Another company treading uncharted territory is Zoomo, an e-bike rental and seller startup. Co-founder and CEO Mina Nada told Modern Retail that due to increased demand, the company had the potential to double in size in the past year. That is, “if it wasn’t for supply chain blockages,” Nada said.
In the electric bike space, demand continues to outweigh supply, leading to a shortage of critical bike equipment. Building an e-bike requires multiple components, including tires, brakes and saddles and battery cells, among others.
Even tiny items are causing big delays. “Microchips have been sucked dry, which also impacts e-bikes’ manufacturing and end cost,” Nada said. The chip shortage is expected to continue, with some researchers and executives saying they think it could last as long as two years. As such, tech manufacturers are warning about hiking prices to meet demand.
The company expects both price and availability issues to continue until new manufacturing lines are commissioned by the contracted factories, “which can take up to 24 months and requires significant investment,” Nada said.
While some companies have hiked up the prices of their products, Zoomo hasn’t raised its subscription rates, Nada said. But Zoomo is still bracing for a sustained shortage and price inscreases. Like Isla, keeping strong relationships with suppliers is key to procuring essential goods for Zoomo’s products. While the typical lead-time to place an order is about four months before shipment, the company adjusted its contract with some suppliers. “We agreed to build in flexibility and work on a forecast that Zoomo can firm up at the last minute, with added penalties,” Nada explained. This helps prevent the company from over producing, as well as better control its cash flow, he said.
Manufacturing delays aren’t the only issues — transportation remains a major problem. “We have to remain flexible, even for the next Suez Canal situation, which actually did impact our supply chain,” Nada said. While the Suez debacle is a rare event, it proved how fragile the global supply chain is, Nada said. Zoomo’s team had no choice but to be tell customers about the production delays, and that they should expect a product shortage for the timing being.
“The crisis is painful because the boat’s cargo is still being held, months after being re-floated,” said Nada.
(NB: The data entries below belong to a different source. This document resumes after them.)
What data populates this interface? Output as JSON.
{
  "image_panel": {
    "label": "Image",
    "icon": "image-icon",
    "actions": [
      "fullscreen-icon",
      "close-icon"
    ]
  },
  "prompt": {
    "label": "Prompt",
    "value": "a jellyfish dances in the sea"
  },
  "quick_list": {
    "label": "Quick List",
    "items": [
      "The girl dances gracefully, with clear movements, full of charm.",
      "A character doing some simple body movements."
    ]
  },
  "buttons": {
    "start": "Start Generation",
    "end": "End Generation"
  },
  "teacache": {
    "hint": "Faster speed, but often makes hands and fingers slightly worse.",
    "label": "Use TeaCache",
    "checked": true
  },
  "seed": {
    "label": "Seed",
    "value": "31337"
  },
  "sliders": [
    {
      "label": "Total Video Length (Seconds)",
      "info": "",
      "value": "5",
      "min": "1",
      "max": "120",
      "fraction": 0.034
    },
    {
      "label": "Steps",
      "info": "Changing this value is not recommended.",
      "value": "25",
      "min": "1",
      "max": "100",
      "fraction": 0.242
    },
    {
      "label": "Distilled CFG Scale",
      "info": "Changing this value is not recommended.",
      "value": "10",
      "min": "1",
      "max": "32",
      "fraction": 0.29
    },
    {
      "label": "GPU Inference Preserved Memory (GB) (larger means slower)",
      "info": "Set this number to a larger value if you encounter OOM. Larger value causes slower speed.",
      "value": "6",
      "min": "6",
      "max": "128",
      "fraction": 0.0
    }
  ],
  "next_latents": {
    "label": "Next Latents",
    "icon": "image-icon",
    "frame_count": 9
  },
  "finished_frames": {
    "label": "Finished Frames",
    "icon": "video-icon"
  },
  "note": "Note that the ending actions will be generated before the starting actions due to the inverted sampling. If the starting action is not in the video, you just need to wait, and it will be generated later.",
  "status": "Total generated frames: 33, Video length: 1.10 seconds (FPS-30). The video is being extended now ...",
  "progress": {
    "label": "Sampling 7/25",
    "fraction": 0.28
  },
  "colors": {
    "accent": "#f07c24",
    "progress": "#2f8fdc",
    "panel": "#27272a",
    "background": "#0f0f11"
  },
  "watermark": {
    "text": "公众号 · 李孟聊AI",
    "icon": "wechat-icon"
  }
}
Even large brands like Ikea and Lenovo are still embroiled in the legal battle of getting their goods released.
Greg Shepard, founder of investment firm Boss Capital, said that while the hope is that costs will drop, it takes time for the economy to adjust to supply and demand. “And it’s not just the U.S.,” Shepard explained. “The entire planet has to deal with it, especially given the big onslaught of e-commerce.”
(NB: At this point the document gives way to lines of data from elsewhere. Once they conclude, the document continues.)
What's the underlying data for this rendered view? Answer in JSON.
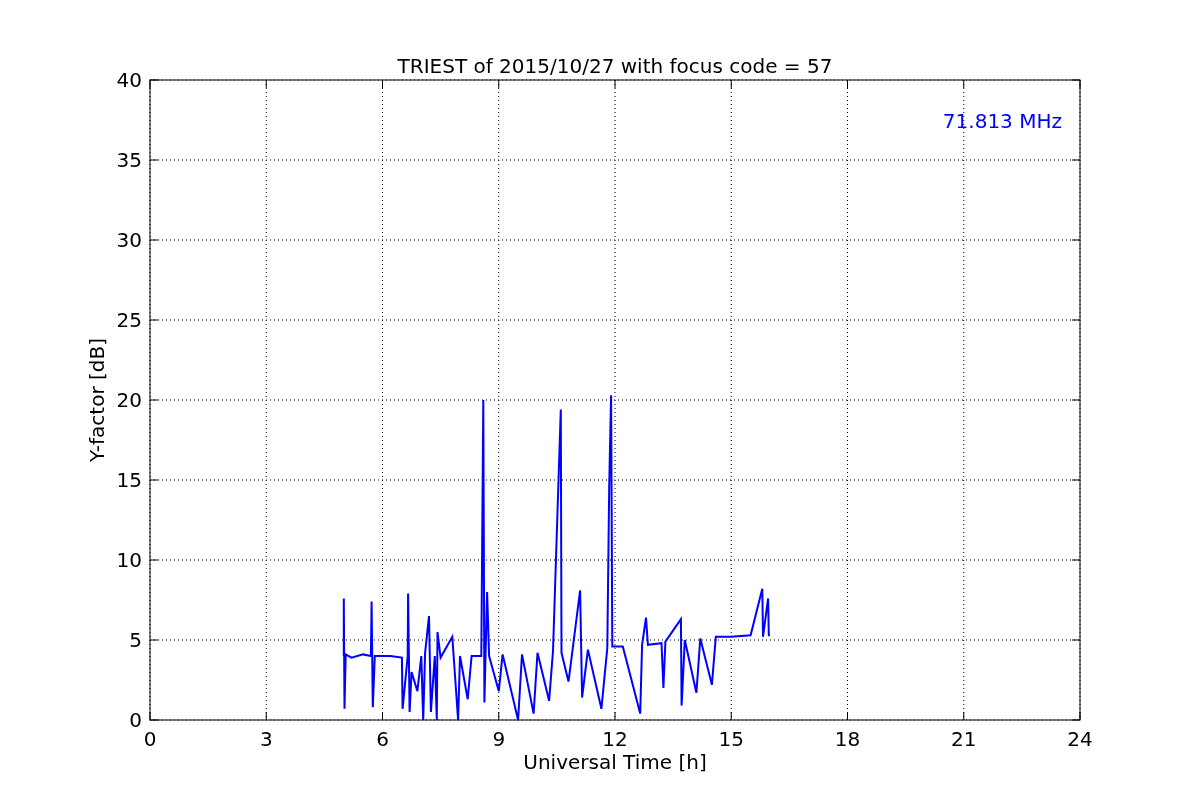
{
  "figure": {
    "chart_data": {
      "type": "line",
      "title": "TRIEST of 2015/10/27 with focus code = 57",
      "xlabel": "Universal Time [h]",
      "ylabel": "Y-factor [dB]",
      "xlim": [
        0,
        24
      ],
      "ylim": [
        0,
        40
      ],
      "xticks": [
        0,
        3,
        6,
        9,
        12,
        15,
        18,
        21,
        24
      ],
      "yticks": [
        0,
        5,
        10,
        15,
        20,
        25,
        30,
        35,
        40
      ],
      "x": [
        5.0,
        5.0,
        5.02,
        5.05,
        5.2,
        5.5,
        5.7,
        5.72,
        5.75,
        5.8,
        6.2,
        6.5,
        6.52,
        6.65,
        6.66,
        6.7,
        6.75,
        6.9,
        7.0,
        7.05,
        7.1,
        7.2,
        7.25,
        7.35,
        7.4,
        7.42,
        7.5,
        7.8,
        7.95,
        8.0,
        8.2,
        8.3,
        8.55,
        8.6,
        8.63,
        8.7,
        8.75,
        9.0,
        9.1,
        9.5,
        9.6,
        9.9,
        10.0,
        10.3,
        10.4,
        10.6,
        10.62,
        10.8,
        10.9,
        11.1,
        11.15,
        11.3,
        11.65,
        11.8,
        11.85,
        11.9,
        11.93,
        12.2,
        12.65,
        12.7,
        12.8,
        12.85,
        13.2,
        13.25,
        13.3,
        13.7,
        13.72,
        13.8,
        14.1,
        14.2,
        14.5,
        14.6,
        15.0,
        15.5,
        15.8,
        15.82,
        15.95,
        15.97,
        16.0
      ],
      "series": [
        {
          "name": "71.813 MHz",
          "color": "#0000ff",
          "values": [
            4.0,
            7.6,
            0.7,
            4.1,
            3.9,
            4.1,
            4.0,
            7.4,
            0.8,
            4.0,
            4.0,
            3.9,
            0.7,
            4.0,
            7.9,
            0.5,
            3.0,
            1.8,
            4.0,
            0.0,
            4.2,
            6.5,
            0.5,
            4.0,
            0.0,
            5.5,
            3.9,
            5.2,
            0.0,
            4.0,
            1.3,
            4.0,
            4.0,
            20.0,
            1.1,
            8.0,
            4.0,
            1.8,
            4.1,
            0.0,
            4.1,
            0.4,
            4.2,
            1.2,
            4.3,
            19.4,
            4.2,
            2.4,
            4.3,
            8.1,
            1.4,
            4.4,
            0.7,
            4.5,
            14.6,
            20.3,
            4.6,
            4.6,
            0.4,
            4.7,
            6.4,
            4.7,
            4.8,
            2.0,
            4.9,
            6.3,
            0.9,
            5.0,
            1.7,
            5.1,
            2.2,
            5.2,
            5.2,
            5.3,
            8.2,
            5.2,
            7.6,
            5.3,
            5.3
          ]
        }
      ],
      "grid": true
    }
  }
}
Until now, many brands have chosen to keep prices the same by eating the costs of manufacturing and shipping. However, with the shortage of workers and increased expenses of raw material, even major companies like Chipotle have had to raise their prices.
Shepard added that for emerging companies, trying to eat costs is a losing battle. “I often tell founders to raise prices because consumers tend to adjust to them eventually,” he said. “Otherwise, all they’re doing is halting growth by kicking the can down the road.”